Bitcoin miners aren’t ecologists, no do-gooders and no idealists. They want to earn money. But for that they need the cheapest possible electricity. And we have to be aware that in many regions of the world, the cheapest electricity is generated with renewables - with geothermal energy, wind, water and solar. The future belongs to these sources.
It is not looking good at the moment.
We also have coal-fired electricity in Australia. It costs 23 cents per kWh, making it the most expensive electricity of all. Our coal industry also benefits indirectly from Chinese subsidies. These are a real problem. Because they cause really low local electricity prices.
But we have to be aware that electricity and energy consumption per se is not a bad thing. On the contrary. Historically, the use of more and more energy stands for progress - recently we were able to land a robot on Mars. Without the use of energy, we would never have come so far. What is bad, however, is the environmental pollution that can result. And that must be prevented. If Bitcoin should actually devour 20 or 30 per cent of the electricity produced worldwide at some point, then it will have been produced from purely renewable sources.
How do you have to imagine that? Will there be no electricity for the oven?
At some point, it will be lucrative to build a power plant somewhere, in a remote location, a wind turbine, solar panels, a micro-nuclear power plant - without connecting it to the grid. The only use of this powerplant will be to produce electricity for Bitcoin. I can imagine this scenario very well. Already today, Bitcoin could eat up 30 per cent of the energy produced worldwide - without any losses or additional burden on the environment. We are simply giving away too much. But Bitcoin is about to take that energy.
Bitcoin is called "digital gold" for a reason. It is a store of value that is equally accessible to everyone worldwide, at low fees, everywhere and at any time.
The energy comparison with Argentina is also interesting because the currency of the South American giant has been devalued several times in recent decades. By government decision. At the push of a button. Those who held their savings in Bitcoin were not affected (and in fact benefited via inflation of the hardest asset).
40% of all US dollars were printed last year or this year. The fear of inflation is also spreading in the USA. That is why well-known companies such as Tesla or MicroStrategy are now also investing in Bitcoin.
But the arguments go even deeper: for hardcore Bitcoin supporters, it is precisely the US dollar and its status as the global reserve currency that is the root cause of much suffering, war and hunger. They see in Bitcoin the chance to restore power to the individual and small businesses because sound money creates a more fair environment.
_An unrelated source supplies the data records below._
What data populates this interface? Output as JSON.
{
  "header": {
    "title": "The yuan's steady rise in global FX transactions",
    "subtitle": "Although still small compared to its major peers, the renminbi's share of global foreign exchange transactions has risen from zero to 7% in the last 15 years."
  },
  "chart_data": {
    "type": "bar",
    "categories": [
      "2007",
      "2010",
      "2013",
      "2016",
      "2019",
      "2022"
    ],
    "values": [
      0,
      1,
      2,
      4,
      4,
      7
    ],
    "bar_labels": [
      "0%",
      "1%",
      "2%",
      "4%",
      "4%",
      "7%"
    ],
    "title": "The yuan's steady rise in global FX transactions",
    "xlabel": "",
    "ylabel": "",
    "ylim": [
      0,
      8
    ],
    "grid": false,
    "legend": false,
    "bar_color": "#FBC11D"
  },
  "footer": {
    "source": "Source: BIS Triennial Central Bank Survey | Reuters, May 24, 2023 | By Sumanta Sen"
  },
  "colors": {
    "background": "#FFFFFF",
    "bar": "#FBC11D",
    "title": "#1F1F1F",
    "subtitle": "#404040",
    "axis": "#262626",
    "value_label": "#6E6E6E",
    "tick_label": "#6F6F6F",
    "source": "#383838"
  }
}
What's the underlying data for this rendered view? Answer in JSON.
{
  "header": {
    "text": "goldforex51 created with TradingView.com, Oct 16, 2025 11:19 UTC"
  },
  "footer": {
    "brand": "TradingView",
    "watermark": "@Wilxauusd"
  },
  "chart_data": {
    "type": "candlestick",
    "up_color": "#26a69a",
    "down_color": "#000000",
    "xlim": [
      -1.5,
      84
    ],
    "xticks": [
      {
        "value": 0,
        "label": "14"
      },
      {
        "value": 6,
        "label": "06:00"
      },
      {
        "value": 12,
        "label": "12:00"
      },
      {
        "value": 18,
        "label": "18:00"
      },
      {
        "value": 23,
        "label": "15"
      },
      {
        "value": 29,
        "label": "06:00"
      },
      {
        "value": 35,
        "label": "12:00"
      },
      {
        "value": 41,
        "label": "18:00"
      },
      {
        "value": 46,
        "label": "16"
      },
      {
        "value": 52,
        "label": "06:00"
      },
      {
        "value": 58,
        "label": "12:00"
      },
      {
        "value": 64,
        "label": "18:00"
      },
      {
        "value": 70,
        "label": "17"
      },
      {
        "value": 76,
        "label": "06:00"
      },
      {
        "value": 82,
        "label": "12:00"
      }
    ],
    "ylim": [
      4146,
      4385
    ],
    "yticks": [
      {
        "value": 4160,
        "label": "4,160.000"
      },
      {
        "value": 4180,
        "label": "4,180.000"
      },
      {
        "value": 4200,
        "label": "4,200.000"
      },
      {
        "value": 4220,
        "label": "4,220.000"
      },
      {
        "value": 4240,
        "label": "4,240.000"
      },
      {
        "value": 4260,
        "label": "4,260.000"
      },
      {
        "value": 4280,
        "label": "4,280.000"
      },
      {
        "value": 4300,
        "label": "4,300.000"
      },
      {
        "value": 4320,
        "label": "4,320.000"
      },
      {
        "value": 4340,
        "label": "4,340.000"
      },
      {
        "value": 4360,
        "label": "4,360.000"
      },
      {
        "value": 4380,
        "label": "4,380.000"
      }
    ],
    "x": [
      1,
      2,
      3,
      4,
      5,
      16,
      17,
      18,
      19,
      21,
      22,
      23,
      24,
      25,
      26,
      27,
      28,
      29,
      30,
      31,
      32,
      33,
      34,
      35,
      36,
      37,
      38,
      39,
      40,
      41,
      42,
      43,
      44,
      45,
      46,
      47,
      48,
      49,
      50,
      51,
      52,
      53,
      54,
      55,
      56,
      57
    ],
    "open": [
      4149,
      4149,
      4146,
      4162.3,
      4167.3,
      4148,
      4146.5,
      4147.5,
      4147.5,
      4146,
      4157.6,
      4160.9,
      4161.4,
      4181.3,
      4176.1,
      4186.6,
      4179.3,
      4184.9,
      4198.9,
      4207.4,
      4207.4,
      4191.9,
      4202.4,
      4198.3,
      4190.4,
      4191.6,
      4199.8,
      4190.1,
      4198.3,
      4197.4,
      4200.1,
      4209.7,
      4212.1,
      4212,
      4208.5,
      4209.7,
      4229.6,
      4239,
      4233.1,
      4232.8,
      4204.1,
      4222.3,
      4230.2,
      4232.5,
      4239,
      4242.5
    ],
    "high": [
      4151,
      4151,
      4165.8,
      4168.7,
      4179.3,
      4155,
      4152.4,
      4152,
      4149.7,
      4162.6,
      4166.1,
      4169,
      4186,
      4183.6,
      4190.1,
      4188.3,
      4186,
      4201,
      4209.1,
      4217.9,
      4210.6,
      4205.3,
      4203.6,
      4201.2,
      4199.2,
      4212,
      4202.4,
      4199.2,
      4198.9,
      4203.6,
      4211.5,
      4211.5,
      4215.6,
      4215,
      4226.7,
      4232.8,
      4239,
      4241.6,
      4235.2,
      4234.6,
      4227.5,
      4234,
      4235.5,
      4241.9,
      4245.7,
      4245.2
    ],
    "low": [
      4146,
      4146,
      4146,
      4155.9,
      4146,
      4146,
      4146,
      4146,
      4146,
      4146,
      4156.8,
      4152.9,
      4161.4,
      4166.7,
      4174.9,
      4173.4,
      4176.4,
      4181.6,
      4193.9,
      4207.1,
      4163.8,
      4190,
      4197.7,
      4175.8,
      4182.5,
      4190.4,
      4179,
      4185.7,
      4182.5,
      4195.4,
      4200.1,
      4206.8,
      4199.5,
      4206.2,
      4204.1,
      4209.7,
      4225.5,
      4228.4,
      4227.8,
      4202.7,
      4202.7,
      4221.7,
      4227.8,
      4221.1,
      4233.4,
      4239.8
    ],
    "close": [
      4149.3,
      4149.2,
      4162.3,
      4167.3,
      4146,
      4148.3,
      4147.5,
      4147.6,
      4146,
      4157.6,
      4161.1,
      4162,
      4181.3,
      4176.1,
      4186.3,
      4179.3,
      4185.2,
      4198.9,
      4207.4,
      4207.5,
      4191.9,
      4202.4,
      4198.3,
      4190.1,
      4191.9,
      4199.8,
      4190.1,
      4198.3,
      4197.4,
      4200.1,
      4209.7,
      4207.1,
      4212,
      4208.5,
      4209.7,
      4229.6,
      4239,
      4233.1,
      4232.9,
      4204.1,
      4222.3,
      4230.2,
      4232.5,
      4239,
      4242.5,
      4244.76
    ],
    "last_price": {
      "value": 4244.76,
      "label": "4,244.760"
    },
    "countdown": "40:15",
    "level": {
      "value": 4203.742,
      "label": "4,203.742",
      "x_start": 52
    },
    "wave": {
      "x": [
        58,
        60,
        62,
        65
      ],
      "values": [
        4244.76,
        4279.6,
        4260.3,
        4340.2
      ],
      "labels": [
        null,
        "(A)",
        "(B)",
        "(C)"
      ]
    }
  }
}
Ultimately there will be a question asking how much energy or electricity a service may claim.
It is unclear whether this question will be answered by competition or by regulation.
Yes. The goal of the netpositive.money campaign is for Bitcoin to not only be climate neutral, but for it to even have a positive impact on climate change.
And one last statistic to consider: according to netpositive.money, Bitcoin is currently responsible for producing 4.55 megatonnes of CO2 per month. That is 0.15% of global emissions.